In a typically black box field, a recent study found that language models can outperform state-of-the-art results in chemistry. They do this all without a sophisticated knowledge of the topic at hand. Jürgen Bajorath, cheminformatics scientist at the Lamarr Institute for Machine Learning and Artificial Intelligence at the University of Bonn. He and his colleague Jannik P. Roth, both from the University of Freiburg, recently published their results in the journal Patterns. Their work fully unpacks the predictions of transformer models in molecular design. As a case study they focus on sequence-based molecular design as a target domain.
The paper gets into the nitty-gritty of how well models work. In particular we explore their promise for predicting inhibitors for important enzyme families. Bajorath and Roth explore these associations to demonstrate the potential of existing language models in drug discovery. They expose the modeling challenges that these models encounter in this very particular context.
Understanding Transformer Models
Bajorath and Roth’s study utilized a sequence-based molecular design framework to gain insights into the predictive capabilities of transformer models. First, they fed the model information about specific families of enzymes and their respective inhibitors. This design provided a unique opportunity to analyze how well the model could identify potentially harmful interactions just by comparing similarities in amino acid sequences.

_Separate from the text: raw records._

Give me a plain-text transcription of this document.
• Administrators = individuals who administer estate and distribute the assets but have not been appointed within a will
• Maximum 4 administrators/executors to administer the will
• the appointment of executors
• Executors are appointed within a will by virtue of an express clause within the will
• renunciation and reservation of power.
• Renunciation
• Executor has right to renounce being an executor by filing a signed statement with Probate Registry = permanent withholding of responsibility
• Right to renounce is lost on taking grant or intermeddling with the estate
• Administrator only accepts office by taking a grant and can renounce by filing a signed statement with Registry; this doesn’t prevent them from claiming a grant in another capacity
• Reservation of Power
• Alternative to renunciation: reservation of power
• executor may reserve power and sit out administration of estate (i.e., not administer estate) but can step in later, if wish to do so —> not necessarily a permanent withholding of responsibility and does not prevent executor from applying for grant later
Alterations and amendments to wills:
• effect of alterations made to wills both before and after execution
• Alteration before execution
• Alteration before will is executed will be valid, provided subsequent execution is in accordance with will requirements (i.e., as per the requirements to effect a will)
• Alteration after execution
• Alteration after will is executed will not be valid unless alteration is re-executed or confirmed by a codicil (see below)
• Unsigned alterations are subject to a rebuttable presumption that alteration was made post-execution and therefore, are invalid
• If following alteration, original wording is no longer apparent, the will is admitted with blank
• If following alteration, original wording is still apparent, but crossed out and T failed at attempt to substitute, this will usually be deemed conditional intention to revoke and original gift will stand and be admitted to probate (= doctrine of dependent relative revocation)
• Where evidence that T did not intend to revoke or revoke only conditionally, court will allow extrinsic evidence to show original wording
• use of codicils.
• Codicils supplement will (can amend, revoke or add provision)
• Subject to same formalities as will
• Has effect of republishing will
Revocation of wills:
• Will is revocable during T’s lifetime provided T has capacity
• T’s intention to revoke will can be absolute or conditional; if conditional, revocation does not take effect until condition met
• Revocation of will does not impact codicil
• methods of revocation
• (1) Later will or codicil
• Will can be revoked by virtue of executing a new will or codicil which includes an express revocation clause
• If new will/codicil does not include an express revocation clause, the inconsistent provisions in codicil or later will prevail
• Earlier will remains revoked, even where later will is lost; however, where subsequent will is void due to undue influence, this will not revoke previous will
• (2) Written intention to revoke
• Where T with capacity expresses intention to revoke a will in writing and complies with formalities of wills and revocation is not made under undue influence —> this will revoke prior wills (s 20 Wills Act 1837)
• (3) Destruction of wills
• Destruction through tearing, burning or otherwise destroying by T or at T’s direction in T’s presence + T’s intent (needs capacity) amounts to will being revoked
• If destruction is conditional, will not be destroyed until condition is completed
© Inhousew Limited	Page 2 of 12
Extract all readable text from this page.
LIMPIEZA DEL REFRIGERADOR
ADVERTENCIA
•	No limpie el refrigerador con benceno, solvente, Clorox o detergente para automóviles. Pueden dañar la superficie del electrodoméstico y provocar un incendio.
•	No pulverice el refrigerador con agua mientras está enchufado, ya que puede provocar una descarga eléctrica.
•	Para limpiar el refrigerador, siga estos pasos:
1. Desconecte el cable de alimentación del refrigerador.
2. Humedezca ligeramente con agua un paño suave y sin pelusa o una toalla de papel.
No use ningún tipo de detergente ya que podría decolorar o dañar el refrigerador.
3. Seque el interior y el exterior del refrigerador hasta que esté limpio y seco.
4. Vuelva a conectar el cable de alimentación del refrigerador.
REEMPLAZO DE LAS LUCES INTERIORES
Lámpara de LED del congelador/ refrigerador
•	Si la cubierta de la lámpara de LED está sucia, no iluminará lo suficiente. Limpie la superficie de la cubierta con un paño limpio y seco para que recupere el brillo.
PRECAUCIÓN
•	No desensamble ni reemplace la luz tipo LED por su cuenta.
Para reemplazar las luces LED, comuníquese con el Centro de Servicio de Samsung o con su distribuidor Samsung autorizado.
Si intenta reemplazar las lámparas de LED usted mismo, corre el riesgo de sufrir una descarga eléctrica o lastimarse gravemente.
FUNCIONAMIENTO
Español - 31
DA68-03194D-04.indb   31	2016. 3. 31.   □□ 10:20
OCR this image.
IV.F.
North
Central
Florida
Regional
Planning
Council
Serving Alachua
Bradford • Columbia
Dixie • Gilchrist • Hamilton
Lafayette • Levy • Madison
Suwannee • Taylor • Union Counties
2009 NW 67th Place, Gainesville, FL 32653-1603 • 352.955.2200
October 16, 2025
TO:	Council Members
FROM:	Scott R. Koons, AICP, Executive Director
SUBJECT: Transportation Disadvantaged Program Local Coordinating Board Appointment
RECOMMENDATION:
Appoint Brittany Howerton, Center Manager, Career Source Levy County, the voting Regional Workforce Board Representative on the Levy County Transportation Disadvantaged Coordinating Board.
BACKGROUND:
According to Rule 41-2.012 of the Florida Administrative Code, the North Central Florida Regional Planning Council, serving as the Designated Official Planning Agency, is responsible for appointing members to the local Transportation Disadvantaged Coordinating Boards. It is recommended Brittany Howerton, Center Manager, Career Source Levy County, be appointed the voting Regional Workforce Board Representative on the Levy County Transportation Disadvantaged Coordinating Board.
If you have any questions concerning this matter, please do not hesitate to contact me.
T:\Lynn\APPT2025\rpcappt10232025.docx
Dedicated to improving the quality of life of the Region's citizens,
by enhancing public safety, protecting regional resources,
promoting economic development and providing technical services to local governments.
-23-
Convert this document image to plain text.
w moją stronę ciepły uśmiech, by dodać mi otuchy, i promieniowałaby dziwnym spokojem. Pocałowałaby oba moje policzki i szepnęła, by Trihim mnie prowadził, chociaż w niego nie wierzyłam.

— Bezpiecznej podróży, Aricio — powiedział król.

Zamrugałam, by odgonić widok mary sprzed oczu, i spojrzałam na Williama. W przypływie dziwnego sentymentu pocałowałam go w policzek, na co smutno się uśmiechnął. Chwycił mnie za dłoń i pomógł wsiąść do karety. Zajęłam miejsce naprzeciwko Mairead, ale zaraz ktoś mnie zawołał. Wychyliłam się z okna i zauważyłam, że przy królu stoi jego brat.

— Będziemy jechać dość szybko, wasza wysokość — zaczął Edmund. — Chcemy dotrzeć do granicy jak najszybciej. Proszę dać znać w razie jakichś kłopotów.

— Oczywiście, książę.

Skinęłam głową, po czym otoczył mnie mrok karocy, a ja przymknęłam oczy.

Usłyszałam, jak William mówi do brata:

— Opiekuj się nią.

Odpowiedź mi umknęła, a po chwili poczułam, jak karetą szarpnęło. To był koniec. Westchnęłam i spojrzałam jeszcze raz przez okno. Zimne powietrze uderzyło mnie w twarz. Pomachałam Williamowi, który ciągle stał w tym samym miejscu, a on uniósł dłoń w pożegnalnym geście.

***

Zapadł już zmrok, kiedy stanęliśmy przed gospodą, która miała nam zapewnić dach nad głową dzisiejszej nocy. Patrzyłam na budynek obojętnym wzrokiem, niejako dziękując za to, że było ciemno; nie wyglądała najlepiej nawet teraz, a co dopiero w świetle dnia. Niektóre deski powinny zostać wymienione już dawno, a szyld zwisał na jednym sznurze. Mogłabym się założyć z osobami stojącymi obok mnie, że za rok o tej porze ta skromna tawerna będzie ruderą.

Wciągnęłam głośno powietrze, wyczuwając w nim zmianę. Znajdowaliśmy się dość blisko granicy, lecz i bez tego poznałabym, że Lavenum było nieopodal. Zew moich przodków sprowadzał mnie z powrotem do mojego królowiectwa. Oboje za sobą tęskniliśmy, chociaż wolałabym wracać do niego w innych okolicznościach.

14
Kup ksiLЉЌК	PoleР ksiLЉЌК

What the researchers found is pretty interesting. To their surprise, they discovered that the model considered enzymes, receptors, and other proteins equivalents as the amino acid sequences lined up by 50 to 60 %. This enabled the model to propose novel inhibitors based on such similarity.
“We used sequence-based molecular design as a test system to better understand how transformers arrive at their predictions,” – Jannik Roth
This innovative methodology underscores the importance of amino acid sequences in forecasting molecular interactions. Improbably, it does all this without requiring any understanding of the fundamental chemical concepts.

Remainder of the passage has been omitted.